Jestem wdzięczna za:

Każdy dzień, gdy budzę się bez bólu i mogę z uśmiechem zacząć dzień

Taki frazes, szczególnie w ustach 30-latki. Jeszcze niedawno, gdy wysunął mi się dysk w lędźwiowym odcinku kręgosłupa a karmienie piersią uniemożliwiało przyjmowanie leków, chociażby tych przeciwbólowych, marzyłam o tym by nie budzić się z bólu w nocy, by wstać i móc opiekować się dzieckiem. Zdrowie jest największym skarbem, który mamy.
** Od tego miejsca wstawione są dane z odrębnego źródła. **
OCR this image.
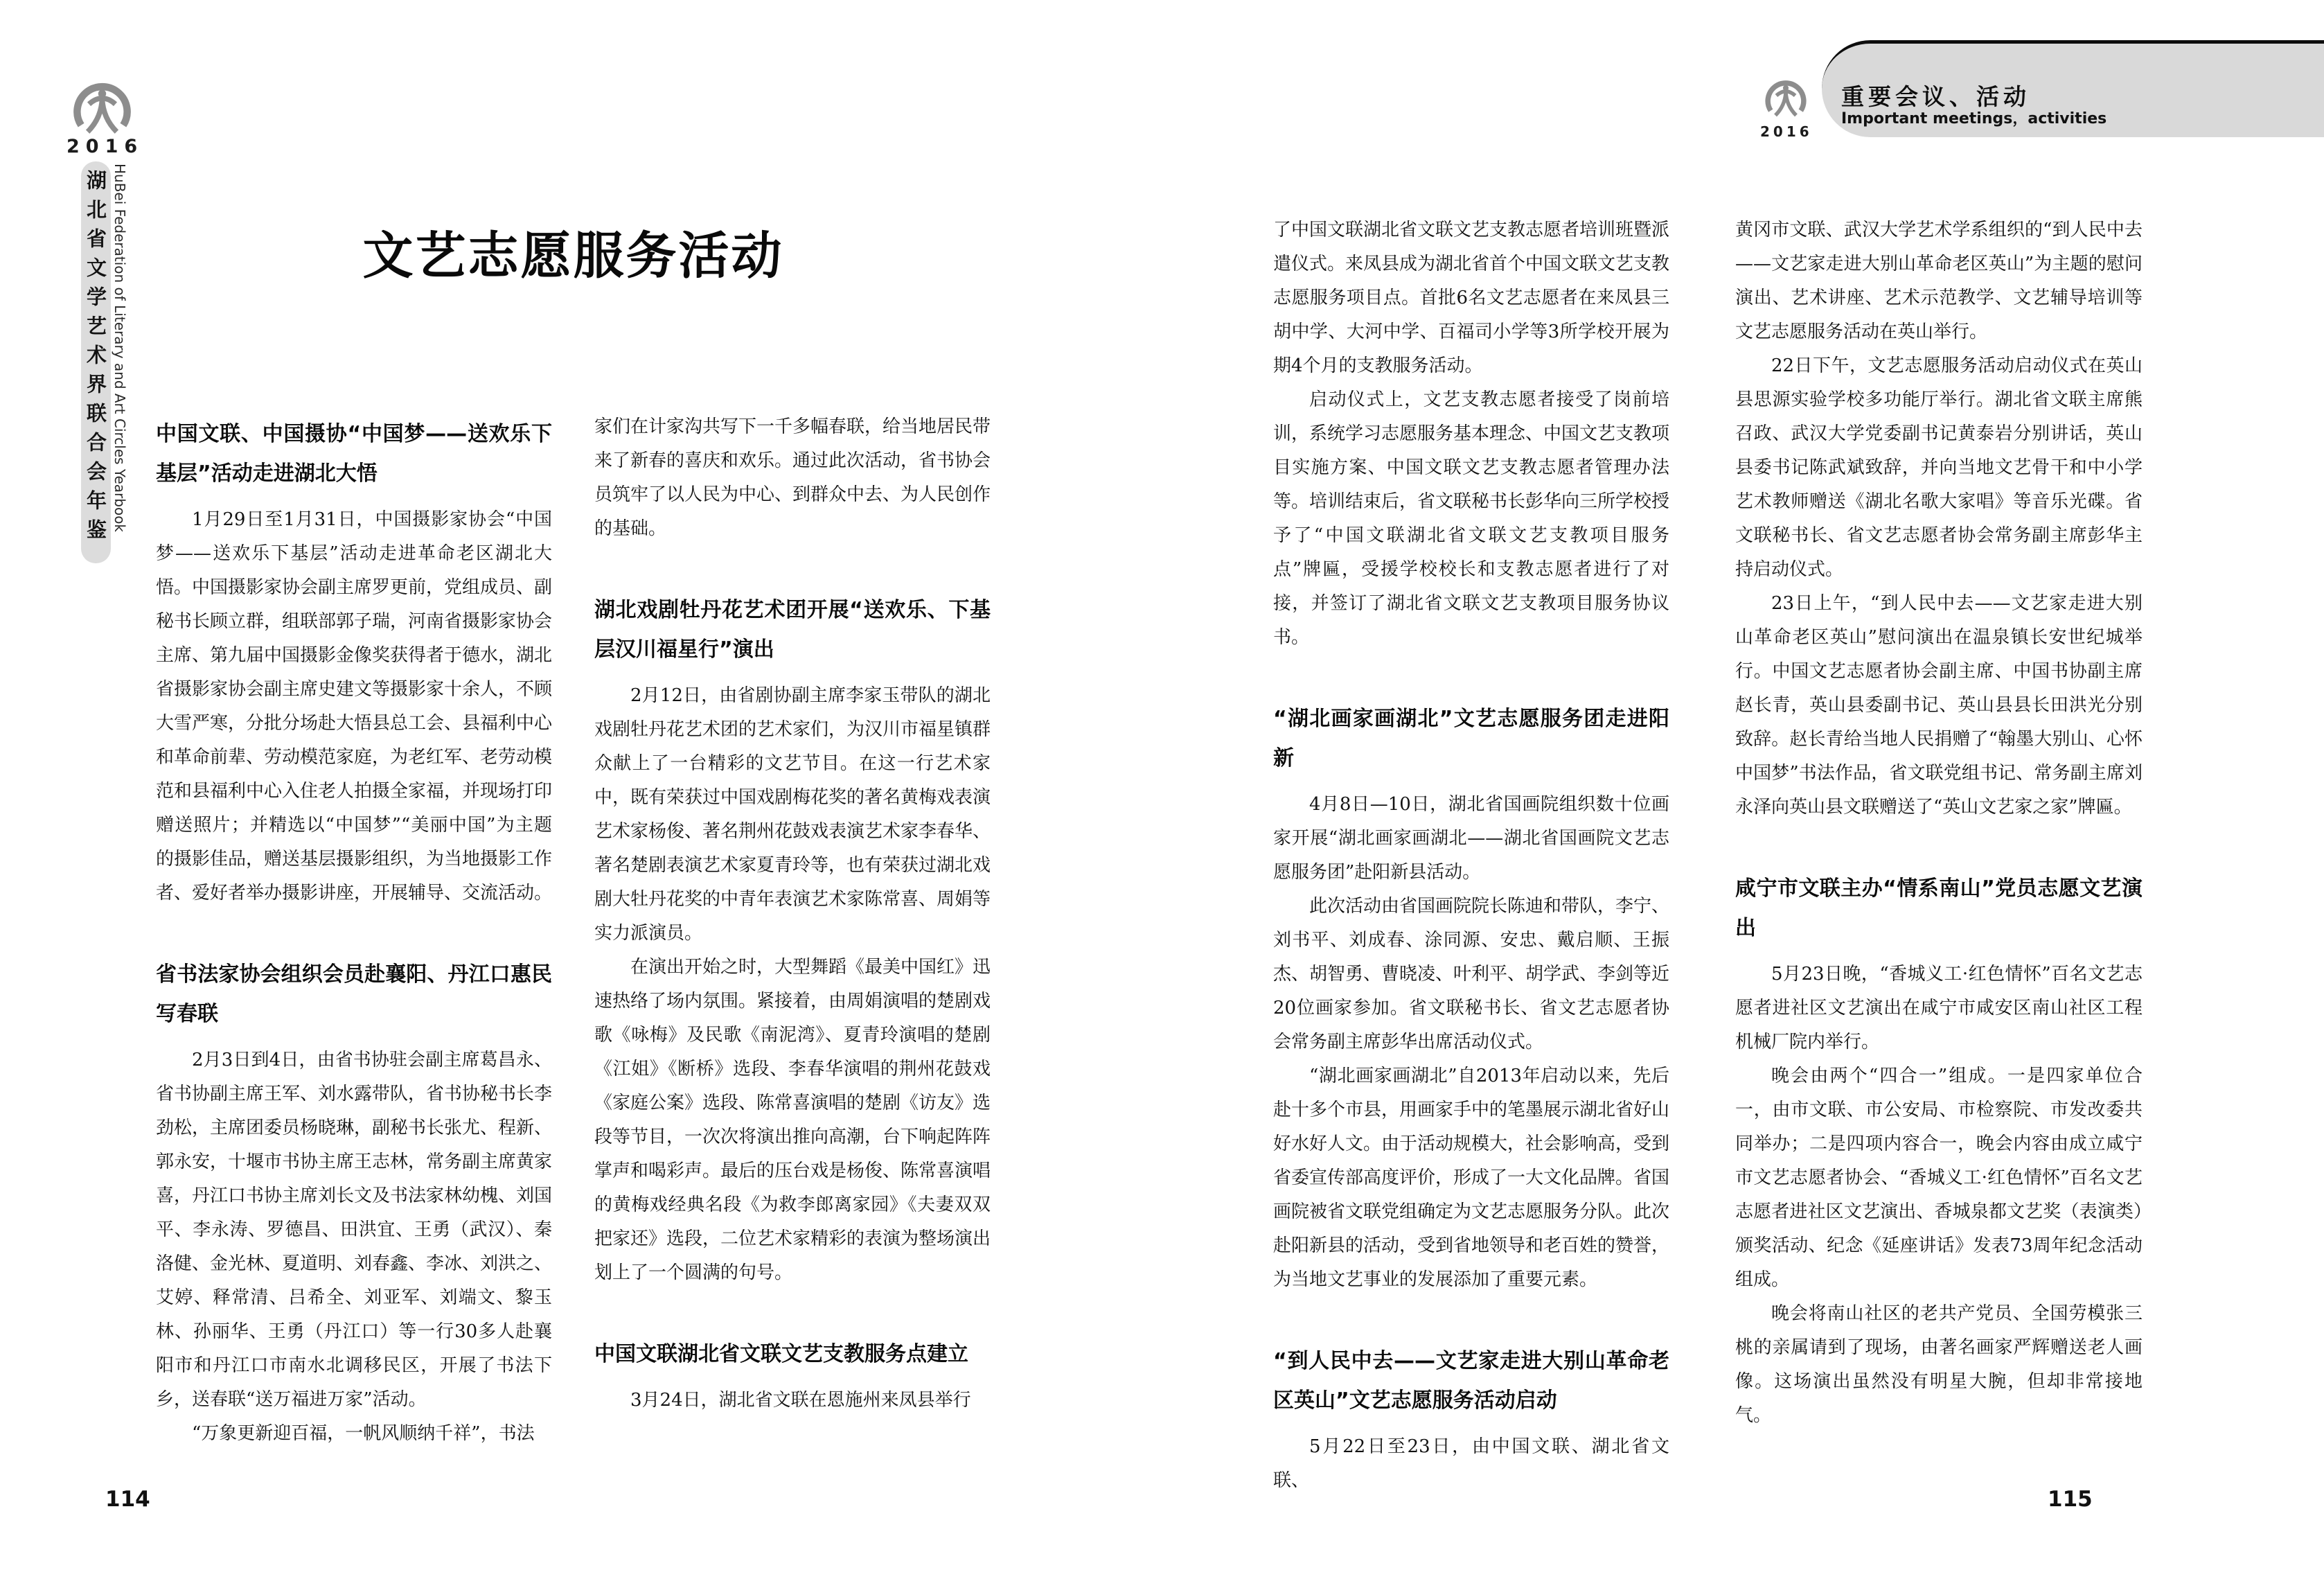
2016
湖北省文学艺术界联合会年鉴 HuBei Federation of Literary and Art Circles Yearbook	文艺志愿服务活动
中国文联、中国摄协“中国梦——送欢乐下基层”活动走进湖北大悟

1月29日至1月31日，中国摄影家协会“中国梦——送欢乐下基层”活动走进革命老区湖北大悟。中国摄影家协会副主席罗更前，党组成员、副秘书长顾立群，组联部郭子瑞，河南省摄影家协会主席、第九届中国摄影金像奖获得者于德水，湖北省摄影家协会副主席史建文等摄影家十余人，不顾大雪严寒，分批分场赴大悟县总工会、县福利中心和革命前辈、劳动模范家庭，为老红军、老劳动模范和县福利中心入住老人拍摄全家福，并现场打印赠送照片；并精选以“中国梦”“美丽中国”为主题的摄影佳品，赠送基层摄影组织，为当地摄影工作者、爱好者举办摄影讲座，开展辅导、交流活动。

省书法家协会组织会员赴襄阳、丹江口惠民写春联

2月3日到4日，由省书协驻会副主席葛昌永、省书协副主席王军、刘水露带队，省书协秘书长李劲松，主席团委员杨晓琳，副秘书长张尤、程新、郭永安，十堰市书协主席王志林，常务副主席黄家喜，丹江口书协主席刘长文及书法家林幼槐、刘国平、李永涛、罗德昌、田洪宜、王勇（武汉）、秦洛健、金光林、夏道明、刘春鑫、李冰、刘洪之、艾婷、释常清、吕希全、刘亚军、刘端文、黎玉林、孙丽华、王勇（丹江口）等一行30多人赴襄阳市和丹江口市南水北调移民区，开展了书法下乡，送春联“送万福进万家”活动。

“万象更新迎百福，一帆风顺纳千祥”，书法

家们在计家沟共写下一千多幅春联，给当地居民带来了新春的喜庆和欢乐。通过此次活动，省书协会员筑牢了以人民为中心、到群众中去、为人民创作的基础。

湖北戏剧牡丹花艺术团开展“送欢乐、下基层汉川福星行”演出

2月12日，由省剧协副主席李家玉带队的湖北戏剧牡丹花艺术团的艺术家们，为汉川市福星镇群众献上了一台精彩的文艺节目。在这一行艺术家中，既有荣获过中国戏剧梅花奖的著名黄梅戏表演艺术家杨俊、著名荆州花鼓戏表演艺术家李春华、著名楚剧表演艺术家夏青玲等，也有荣获过湖北戏剧大牡丹花奖的中青年表演艺术家陈常喜、周娟等实力派演员。

在演出开始之时，大型舞蹈《最美中国红》迅速热络了场内氛围。紧接着，由周娟演唱的楚剧戏歌《咏梅》及民歌《南泥湾》、夏青玲演唱的楚剧《江姐》《断桥》选段、李春华演唱的荆州花鼓戏《家庭公案》选段、陈常喜演唱的楚剧《访友》选段等节目，一次次将演出推向高潮，台下响起阵阵掌声和喝彩声。最后的压台戏是杨俊、陈常喜演唱的黄梅戏经典名段《为救李郎离家园》《夫妻双双把家还》选段，二位艺术家精彩的表演为整场演出划上了一个圆满的句号。

中国文联湖北省文联文艺支教服务点建立

3月24日，湖北省文联在恩施州来凤县举行

114
2016
重要会议、活动
Important meetings，activities

了中国文联湖北省文联文艺支教志愿者培训班暨派遣仪式。来凤县成为湖北省首个中国文联文艺支教志愿服务项目点。首批6名文艺志愿者在来凤县三胡中学、大河中学、百福司小学等3所学校开展为期4个月的支教服务活动。

启动仪式上，文艺支教志愿者接受了岗前培训，系统学习志愿服务基本理念、中国文艺支教项目实施方案、中国文联文艺支教志愿者管理办法等。培训结束后，省文联秘书长彭华向三所学校授予了“中国文联湖北省文联文艺支教项目服务点”牌匾，受援学校校长和支教志愿者进行了对接，并签订了湖北省文联文艺支教项目服务协议书。

“湖北画家画湖北”文艺志愿服务团走进阳新

4月8日—10日，湖北省国画院组织数十位画家开展“湖北画家画湖北——湖北省国画院文艺志愿服务团”赴阳新县活动。

此次活动由省国画院院长陈迪和带队，李宁、刘书平、刘成春、涂同源、安忠、戴启顺、王振杰、胡智勇、曹晓凌、叶利平、胡学武、李剑等近20位画家参加。省文联秘书长、省文艺志愿者协会常务副主席彭华出席活动仪式。

“湖北画家画湖北”自2013年启动以来，先后赴十多个市县，用画家手中的笔墨展示湖北省好山好水好人文。由于活动规模大，社会影响高，受到省委宣传部高度评价，形成了一大文化品牌。省国画院被省文联党组确定为文艺志愿服务分队。此次赴阳新县的活动，受到省地领导和老百姓的赞誉，为当地文艺事业的发展添加了重要元素。

“到人民中去——文艺家走进大别山革命老区英山”文艺志愿服务活动启动

5月22日至23日，由中国文联、湖北省文联、

黄冈市文联、武汉大学艺术学系组织的“到人民中去——文艺家走进大别山革命老区英山”为主题的慰问演出、艺术讲座、艺术示范教学、文艺辅导培训等文艺志愿服务活动在英山举行。

22日下午，文艺志愿服务活动启动仪式在英山县思源实验学校多功能厅举行。湖北省文联主席熊召政、武汉大学党委副书记黄泰岩分别讲话，英山县委书记陈武斌致辞，并向当地文艺骨干和中小学艺术教师赠送《湖北名歌大家唱》等音乐光碟。省文联秘书长、省文艺志愿者协会常务副主席彭华主持启动仪式。

23日上午，“到人民中去——文艺家走进大别山革命老区英山”慰问演出在温泉镇长安世纪城举行。中国文艺志愿者协会副主席、中国书协副主席赵长青，英山县委副书记、英山县县长田洪光分别致辞。赵长青给当地人民捐赠了“翰墨大别山、心怀中国梦”书法作品，省文联党组书记、常务副主席刘永泽向英山县文联赠送了“英山文艺家之家”牌匾。

咸宁市文联主办“情系南山”党员志愿文艺演出

5月23日晚，“香城义工·红色情怀”百名文艺志愿者进社区文艺演出在咸宁市咸安区南山社区工程机械厂院内举行。

晚会由两个“四合一”组成。一是四家单位合一，由市文联、市公安局、市检察院、市发改委共同举办；二是四项内容合一，晚会内容由成立咸宁市文艺志愿者协会、“香城义工·红色情怀”百名文艺志愿者进社区文艺演出、香城泉都文艺奖（表演类）颁奖活动、纪念《延座讲话》发表73周年纪念活动组成。

晚会将南山社区的老共产党员、全国劳模张三桃的亲属请到了现场，由著名画家严辉赠送老人画像。这场演出虽然没有明星大腕，但却非常接地气。

115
Niestety doceniamy je najczęściej dopiero gdy zaczyna podupadać.

Zdrowe dziecko

Gdy niespełna rok temu borykaliśmy się z problemami finansowymi (główny zleceniodawca męża przestał płacić a po 4 miesiącach ogłosił upadłość) byłam załamana. Wydarzenie to przypadło na koniec mojej ciąży i spędzało mi sen z powiek. Powtarzałam sobie wtedy jak mantrę: „uspokój się, najważniejsze żeby Piotruś urodził się zdrowy. Pieniądze można zarobić a obecna sytuacja jest tylko chwilowa. Każda osoba, która ma chore dziecko oddałaby wszystko co posiada aby tylko maleństwo było zdrowe. Nie można mieć wszystkiego w życiu, dlatego ciesz się że masz problemy finansowe ale urodzisz zdrowego syna”.  Tak też się stało. Piotruś urodził się w terminie,  jest pięknym i zdrowym dzieckiem za co jestem bardzo wdzięczna, sytuacja finansowa wróciła do normy a nawet widzimy cień szansy na odzyskanie środków utopionych u niewypłacalnego zleceniodawcy.

Rodzinę

Bliscy, którzy nas wspierają to wielki skarb. Uważam, że jestem szczęściarą bo mam męża, który mnie kocha i szanuje a do tego okazał się być cudownym ojcem. Mamę, która jest zawsze przy mnie i na która mogę liczyć w każdej sytuacji. Mimo, że dzielą nas setki kilometrów w trudnych chwilach jest gotowa rzucić wszystko żeby być przy mnie gdy jej potrzebuję. Rodziców męża, celowo nie użyłam określenia teściów, które dla wielu osób niesie ze sobą negatywne skojarzenia. Chyba mogę powiedzieć, że mam drugą mamę (nie dlatego, że po ślubie wypada tak się zwracać) a tata męża jest mi bliższy niż mój własny ojciec.

Pracę

Jestem wdzięczna losowi, za to, że urodziłam się w kraju, w którym panuje równouprawnienie i mogę pracować. Będąc kobietą nie jestem postrzegana jako obywatel drugiej kategorii. Nie muszę pytać o pozwolenie na wszystko męża, być jego utrzymanką jak ma to niestety miejsce w wielu krajach arabskich. Czy wręcz przeciwnie, jak w krajach azjatyckich gdzie to kobiety robią wszystko, pracują na 2 etaty, zajmują się domem, dziećmi podczas gdy mąż odpoczywa ciesząc się przywilejami „świętej krowy” i dodatkowo postrzegany jest jako „coś lepszego” niż kobieta.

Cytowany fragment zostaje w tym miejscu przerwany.